Want to know the fate of humanity? Why pick up a copy of Rolling Stone, of course. There you'll find the latest eco-extremist prediction designed to scare the world into global warming action. Gaia theory creator James Lovelock is in the latest issue predicting mankind will almost be wiped out by 2100 from global warming.
Lovelock told Rolling Stone that predictions of the earth's warming will be "nearly double the likeliest predictions of the latest report from the Intergovernmental Panel on Climate Change." Rolling Stone summed it up by saying "The human race is doomed," in a story posted on its site October 17. Only as few as 500 million will survive "with most of the survivors living in the far latitudes - Canada, Iceland, Scandinavia, the Arctic Basin."

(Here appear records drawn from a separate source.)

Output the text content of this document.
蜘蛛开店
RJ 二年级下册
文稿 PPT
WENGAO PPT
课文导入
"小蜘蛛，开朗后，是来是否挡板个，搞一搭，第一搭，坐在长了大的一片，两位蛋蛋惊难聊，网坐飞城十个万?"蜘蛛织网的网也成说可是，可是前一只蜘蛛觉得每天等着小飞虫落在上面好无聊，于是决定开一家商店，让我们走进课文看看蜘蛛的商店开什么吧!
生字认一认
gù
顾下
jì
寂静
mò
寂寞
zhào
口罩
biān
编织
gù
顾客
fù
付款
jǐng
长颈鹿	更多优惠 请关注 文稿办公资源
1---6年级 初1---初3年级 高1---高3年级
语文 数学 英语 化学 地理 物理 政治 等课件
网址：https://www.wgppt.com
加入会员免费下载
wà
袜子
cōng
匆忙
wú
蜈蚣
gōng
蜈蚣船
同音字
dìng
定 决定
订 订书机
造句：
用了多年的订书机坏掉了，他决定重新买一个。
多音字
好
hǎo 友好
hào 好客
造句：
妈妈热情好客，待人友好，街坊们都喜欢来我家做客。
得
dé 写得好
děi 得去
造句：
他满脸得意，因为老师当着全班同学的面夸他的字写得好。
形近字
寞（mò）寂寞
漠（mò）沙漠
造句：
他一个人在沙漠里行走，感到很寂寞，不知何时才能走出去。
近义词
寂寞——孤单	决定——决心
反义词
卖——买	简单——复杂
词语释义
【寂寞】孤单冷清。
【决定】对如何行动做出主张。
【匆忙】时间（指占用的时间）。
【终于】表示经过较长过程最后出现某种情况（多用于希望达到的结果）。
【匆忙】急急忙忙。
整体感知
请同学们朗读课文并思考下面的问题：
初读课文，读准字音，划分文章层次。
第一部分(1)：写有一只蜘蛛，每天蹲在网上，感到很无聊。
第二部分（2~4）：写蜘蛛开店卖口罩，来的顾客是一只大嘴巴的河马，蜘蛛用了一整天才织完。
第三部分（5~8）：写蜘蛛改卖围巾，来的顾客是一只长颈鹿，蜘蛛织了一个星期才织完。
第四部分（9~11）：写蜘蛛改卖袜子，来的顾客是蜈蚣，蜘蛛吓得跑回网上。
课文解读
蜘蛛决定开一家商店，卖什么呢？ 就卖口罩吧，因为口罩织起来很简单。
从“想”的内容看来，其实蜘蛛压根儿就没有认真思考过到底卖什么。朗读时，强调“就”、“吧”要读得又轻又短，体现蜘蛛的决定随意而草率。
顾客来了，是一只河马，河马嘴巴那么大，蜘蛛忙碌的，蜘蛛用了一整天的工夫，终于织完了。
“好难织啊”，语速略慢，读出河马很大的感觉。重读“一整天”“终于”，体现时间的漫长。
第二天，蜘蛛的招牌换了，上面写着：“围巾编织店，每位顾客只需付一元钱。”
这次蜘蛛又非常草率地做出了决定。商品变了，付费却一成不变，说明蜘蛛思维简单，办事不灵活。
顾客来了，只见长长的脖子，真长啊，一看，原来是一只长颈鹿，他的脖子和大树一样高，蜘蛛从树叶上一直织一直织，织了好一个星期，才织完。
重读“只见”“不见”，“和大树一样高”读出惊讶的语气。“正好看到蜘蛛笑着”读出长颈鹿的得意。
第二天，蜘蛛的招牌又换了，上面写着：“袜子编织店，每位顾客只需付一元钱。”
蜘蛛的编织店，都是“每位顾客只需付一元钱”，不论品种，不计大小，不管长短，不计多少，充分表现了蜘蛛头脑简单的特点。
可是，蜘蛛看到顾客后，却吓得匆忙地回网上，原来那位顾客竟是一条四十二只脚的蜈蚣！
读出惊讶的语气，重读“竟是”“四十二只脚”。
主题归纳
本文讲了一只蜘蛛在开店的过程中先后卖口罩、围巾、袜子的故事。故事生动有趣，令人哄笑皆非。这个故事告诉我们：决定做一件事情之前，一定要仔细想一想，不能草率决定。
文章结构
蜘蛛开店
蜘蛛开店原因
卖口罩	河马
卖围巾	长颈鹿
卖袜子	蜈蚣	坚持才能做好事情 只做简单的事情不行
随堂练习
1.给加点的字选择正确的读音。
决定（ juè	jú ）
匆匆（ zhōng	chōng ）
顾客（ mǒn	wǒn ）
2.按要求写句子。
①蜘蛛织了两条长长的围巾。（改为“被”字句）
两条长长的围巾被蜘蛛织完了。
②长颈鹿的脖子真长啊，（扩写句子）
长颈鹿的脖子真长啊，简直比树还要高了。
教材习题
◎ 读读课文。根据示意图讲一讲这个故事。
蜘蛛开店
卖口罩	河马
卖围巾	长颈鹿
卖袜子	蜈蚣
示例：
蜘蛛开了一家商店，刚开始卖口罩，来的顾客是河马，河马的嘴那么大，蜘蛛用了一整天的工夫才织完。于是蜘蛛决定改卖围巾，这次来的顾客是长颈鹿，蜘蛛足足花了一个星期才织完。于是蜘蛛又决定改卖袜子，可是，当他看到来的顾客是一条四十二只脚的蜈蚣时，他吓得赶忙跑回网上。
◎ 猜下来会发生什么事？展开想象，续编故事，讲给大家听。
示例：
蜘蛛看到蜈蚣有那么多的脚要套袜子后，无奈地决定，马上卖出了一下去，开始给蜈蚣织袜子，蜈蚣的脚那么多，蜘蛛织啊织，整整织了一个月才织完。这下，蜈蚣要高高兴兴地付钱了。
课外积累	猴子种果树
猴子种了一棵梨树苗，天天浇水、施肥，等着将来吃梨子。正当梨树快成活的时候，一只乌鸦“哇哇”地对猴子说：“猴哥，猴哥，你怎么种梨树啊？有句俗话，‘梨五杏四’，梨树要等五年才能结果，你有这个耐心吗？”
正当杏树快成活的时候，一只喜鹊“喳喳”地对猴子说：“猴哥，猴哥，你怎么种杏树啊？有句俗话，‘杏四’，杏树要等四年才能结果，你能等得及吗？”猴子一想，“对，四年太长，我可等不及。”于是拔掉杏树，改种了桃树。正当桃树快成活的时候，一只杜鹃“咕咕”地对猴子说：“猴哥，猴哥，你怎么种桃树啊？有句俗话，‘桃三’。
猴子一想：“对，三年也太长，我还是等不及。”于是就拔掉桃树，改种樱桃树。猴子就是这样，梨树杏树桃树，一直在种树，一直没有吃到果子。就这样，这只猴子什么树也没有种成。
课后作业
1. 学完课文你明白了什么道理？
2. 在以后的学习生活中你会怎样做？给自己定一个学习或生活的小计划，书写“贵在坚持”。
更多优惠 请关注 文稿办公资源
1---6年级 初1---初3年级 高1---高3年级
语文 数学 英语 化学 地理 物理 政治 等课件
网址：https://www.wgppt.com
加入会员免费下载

But Lovelock wasn't a typical Gorean nutbar. The aging scientist didn't advocate for conventional eco-solutions but did push for nuclear power. "To Lovelock, cutting greenhouse-gas pollution won't make much difference at this point, and much of what passes for sustainable development is little more than a scam to profit off disaster," wrote Jeff Goodell. "‘Green,' he tells me, only half-joking, ‘is the color of mold and corruption.'"
The predictions arrive just in time for the media awash in post Nobel Prize climate change coverage. CNN is devoting a huge effort to promote its two-part show "Planet in Peril" that will be shown on the network Oct. 23 and 24 at 9 p.m.
Lovelock isn't even the first eco-extremist this year to say the earth is over-populated by billions of people. In May, Paul Watson, founder and president of the Sea Shepherd Conservation Society warned mankind was "acting like a virus" and 5.5 billion would die.